Negotiators have adjourned talks on reviving the Iran nuclear deal for consultations in their capitals, saying that further progress was made to restore the agreement but it’s now up to the governments involved to make political decisions.
Enrique Mora, the European Union’s envoy to the negotiations, gave no indication when the talks would resume but said progress had been made on a number of technical issues and the participants would have a clearer idea of how to close a deal when they return.
“We have now more clarity on technical documents — all of them quite complex — and that clarity allows us to have also a great idea of what the political problems are,” Mora said.
Mikhail Ulyanov, Russia’s envoy at the negotiations, said he expected the diplomats to return for the final round in about 10 days and said they could finalize negotiations next month.
“I believe we have all chances to arrive at the final point of our negotiations, maybe even by mid-July, unless something extraordinary and negative happens,” he said.
In a written statement, senior diplomats from Britain, France, and Germany, known as the E3, urged speedy decision-making.
“Delegations will now travel to capitals in order to consult with their leadership,” the diplomats said. “We urge all sides to return to Vienna and be ready to conclude a deal. The time for decision is fast approaching.”
The comments came after the latest round of negotiations involving Iran and six world powers that have been going on in Vienna since April.
The meeting was overshadowed by the election of Ebrahim Raisi in Iran, which puts hard-liners in control of Iran’s government.
Raisi, who won nearly 62 percent of the vote in the June 18 election, will take office in early August, replacing Hassan Rohani, who has served the maximum two consecutive terms. He was a key architect of the nuclear deal, which lifted some international sanctions in exchange for Iran agreeing to curbs on its nuclear program.

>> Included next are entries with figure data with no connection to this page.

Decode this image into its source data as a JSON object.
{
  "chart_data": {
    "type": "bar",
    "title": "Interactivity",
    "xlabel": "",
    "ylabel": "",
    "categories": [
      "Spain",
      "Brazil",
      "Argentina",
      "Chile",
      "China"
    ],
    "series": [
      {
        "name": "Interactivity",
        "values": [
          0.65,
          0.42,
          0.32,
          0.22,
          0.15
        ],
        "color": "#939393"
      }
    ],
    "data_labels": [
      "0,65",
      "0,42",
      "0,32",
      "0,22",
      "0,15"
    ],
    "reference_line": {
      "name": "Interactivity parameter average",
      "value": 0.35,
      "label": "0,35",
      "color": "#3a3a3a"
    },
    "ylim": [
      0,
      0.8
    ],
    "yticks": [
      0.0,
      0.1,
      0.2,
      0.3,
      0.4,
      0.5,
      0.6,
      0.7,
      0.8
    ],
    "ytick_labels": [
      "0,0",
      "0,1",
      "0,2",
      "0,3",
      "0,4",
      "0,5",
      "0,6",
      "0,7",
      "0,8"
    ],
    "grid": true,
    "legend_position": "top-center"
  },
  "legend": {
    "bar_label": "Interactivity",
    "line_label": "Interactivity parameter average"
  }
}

EU foreign-policy chief Josep Borrell said on June 20 he hoped the election of Raisi would not be an obstacle to reaching a deal in Vienna.
“We are very close. We have been working for two months,” Borrell told reporters during a visit to Beirut. “So I hope that the results of the elections is not going to be the last obstacle that will ruin the negotiation process.”
Israel’s new prime minister warned that Raisi’s election was “the last chance for the world powers to wake up before returning to the nuclear agreement and to understand who they’re doing business with.”
Prime Minister Naftali Bennett said Raisi was “infamous among Iranians and across the world” for alleged crimes against humanity for his part in execution trials three decades ago.
“A regime of brutal hangmen must never be allowed to have weapons of mass destruction that will enable it to not kill thousands, but millions,” Bennett said.
Israel has long opposed Iran’s nuclear program, which Iran insists is intended for peaceful purposes.
The United States in 2018 withdrew from the landmark pact under which Iran agreed to curtail its nuclear ambitions in exchange for the lifting of many sanctions against it.
The remaining parties to the deal are Iran, Russia, China, France, Britain, Germany, and the European Union.
The United States is present, but not directly negotiating, mainly due to Iran’s refusal to meet face-to-face. Instead, the U.S. delegation is at a nearby location in Vienna, with the other delegations and the EU as go-betweens.
Since U.S. President Donald Trump pulled out of the 2015 deal, Tehran has rebuilt some of its stockpiles of enriched uranium, a potential pathway to weapons.
Trump’s successor, Joe Biden, has indicated a willingness to rejoin the agreement once Washington is certain that Tehran is willing to respect its commitments.